Calculations for Estimating Emergency Department Coverage
In 2014, Coates et. al.1 reported that the National Syndromic Surveillance Program (NSSP) covered 45% of U.S. nonfederal hospital emergency department (ED) visits across all 50 states, including Washington D.C., based on survey data published by the American Hospital Association (AHA). Since that report, we have streamlined new-site onboarding; improved data collection, management, and reporting; and developed detailed site reports for improving data quality. Given these significant improvements, we revised our calculation for estimating ED visit coverage to use improved NSSP data.
Our revised approach allows for inclusion of all ED facilities that actively contribute to NSSP’s BioSense Platform, regardless of their participation in the AHA Annual Survey. We use data from facilities whose primary facility type category is “Emergency Care,” and we define “active” participants for this estimation as facilities that have reported data within the past 90 days.
First, we calculate annualized ED visits for all facilities that actively submit data. To account for the changing number of facilities actively submitting data (mostly increasing) and for occasional interruptions and fluctuations in data submission, we compute annualized ED visits by calculating the median number of ED visits for each facility during the previous 12 months and multiplying it by 12. This approach minimizes weekly and monthly variability and provides a relatively stable estimate of annualized number of visits for each facility based on data actually submitted to the NSSP BioSense Platform. We use the annualized number of ED visits as the numerator for estimating ED visit coverage of active facilities.
The total number of annual visits for each facility is not readily available for use as a denominator. For facilities that participated in the 2016 AHA survey (the most recent available), we compared the annualized visit count based on NSSP data (described above) with annual number of visits reported in the AHA survey.
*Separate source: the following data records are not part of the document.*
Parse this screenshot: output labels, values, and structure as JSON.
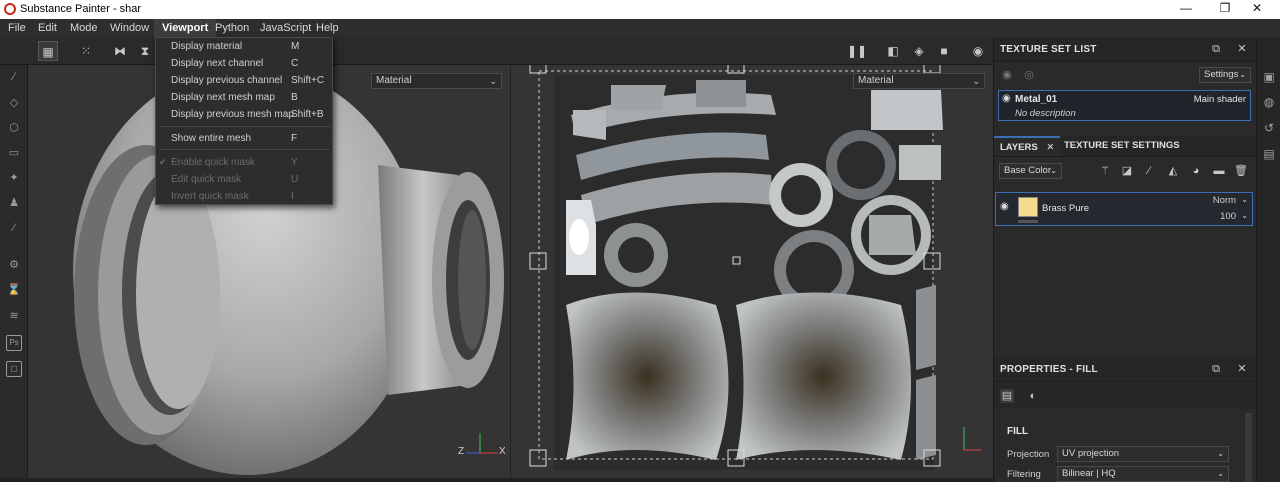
{
  "window": {
    "title": "Substance Painter - shar",
    "min_glyph": "—",
    "max_glyph": "❐",
    "close_glyph": "✕"
  },
  "menubar": {
    "items": [
      "File",
      "Edit",
      "Mode",
      "Window",
      "Viewport",
      "Python",
      "JavaScript",
      "Help"
    ],
    "active": "Viewport"
  },
  "viewport_menu": {
    "items": [
      {
        "label": "Display material",
        "shortcut": "M",
        "enabled": true
      },
      {
        "label": "Display next channel",
        "shortcut": "C",
        "enabled": true
      },
      {
        "label": "Display previous channel",
        "shortcut": "Shift+C",
        "enabled": true
      },
      {
        "label": "Display next mesh map",
        "shortcut": "B",
        "enabled": true
      },
      {
        "label": "Display previous mesh map",
        "shortcut": "Shift+B",
        "enabled": true
      },
      {
        "label": "Show entire mesh",
        "shortcut": "F",
        "enabled": true
      },
      {
        "label": "Enable quick mask",
        "shortcut": "Y",
        "enabled": false,
        "checked": true
      },
      {
        "label": "Edit quick mask",
        "shortcut": "U",
        "enabled": false
      },
      {
        "label": "Invert quick mask",
        "shortcut": "I",
        "enabled": false
      }
    ]
  },
  "viewport3d": {
    "display_mode": "Material",
    "gizmo": {
      "x": "X",
      "y": "Y",
      "z": "Z"
    }
  },
  "viewport2d": {
    "display_mode": "Material"
  },
  "texture_set_list": {
    "title": "TEXTURE SET LIST",
    "settings_label": "Settings",
    "item": {
      "name": "Metal_01",
      "shader": "Main shader",
      "description": "No description"
    }
  },
  "layers_panel": {
    "tabs": [
      "LAYERS",
      "TEXTURE SET SETTINGS"
    ],
    "channel": "Base Color",
    "layer": {
      "name": "Brass Pure",
      "blend_mode": "Norm",
      "opacity": "100",
      "thumbnail_color": "#f5dc8c"
    }
  },
  "properties": {
    "title": "PROPERTIES - FILL",
    "section": "FILL",
    "projection_label": "Projection",
    "projection_value": "UV projection",
    "filtering_label": "Filtering",
    "filtering_value": "Bilinear | HQ"
  },
  "colors": {
    "accent": "#3c6eb4",
    "background": "#2a2a2a",
    "brass": "#f5dc8c"
  }
}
The NSSP data showed higher visit counts for many facilities, which may be attributed to multiple factors. We use the larger of the two estimates (AHA or NSSP) for the denominator for these facilities. This approach underestimates our results for some facilities but prevents reporting coverage greater than 100% for other facilities. For facilities that did not participate in the AHA survey, we used the annualized NSSP ED visits for the facility as the denominator, being the only available source of data, although it may overestimate results for some facilities.
To estimate overall ED-visit coverage, we divide the total of the annualized NSSP ED visits by the total estimated ED visits (if both AHA and NSSP data were available for a facility, the higher value was used; if data were available from only one source, that value was used).
Highlights of our revised approach are summarized below:
- Primary facility is registered as Emergency Care.
- Facility reported visit data within past 90 days.
- Numerator is based on NSSP data.
- Median monthly number of visits are calculated by using previous 12 months of NSSP data and are multiplied by 12 to get a yearly estimate of visits. (Note: Months with no data are ignored.)
- Numerator is calculated for all active ED facilities.
- If the estimated number of annual visits for a facility is available from both NSSP data and AHA data, the larger of the two values is used in the denominator.
- If the estimated number of annual visits for a facility is available from only one dataset (NSSP or AHA), the available data are used in the denominator.
We believe our revised approach provides the best estimate available at this time. The estimate emphasizes use of data actually submitted—rather than self-reported survey data. Further, the estimate uses current-year NSSP data, which are timelier.
Limitations include the use of multiple sources (NSSP data and AHA Annual Survey data), which may define the data elements differently. There is some lag in availability of AHA data, as the most recent data available are for 2016. Further, there may be facilities not included in either AHA data or NSSP data, and the inability to include these visits in the denominator may affect coverage estimates. Unfortunately, we do not know how many facilities or visits could be missing. As we gather larger quantities of high-quality NSSP data, we will revise our approach to further improve the accuracy of this estimate.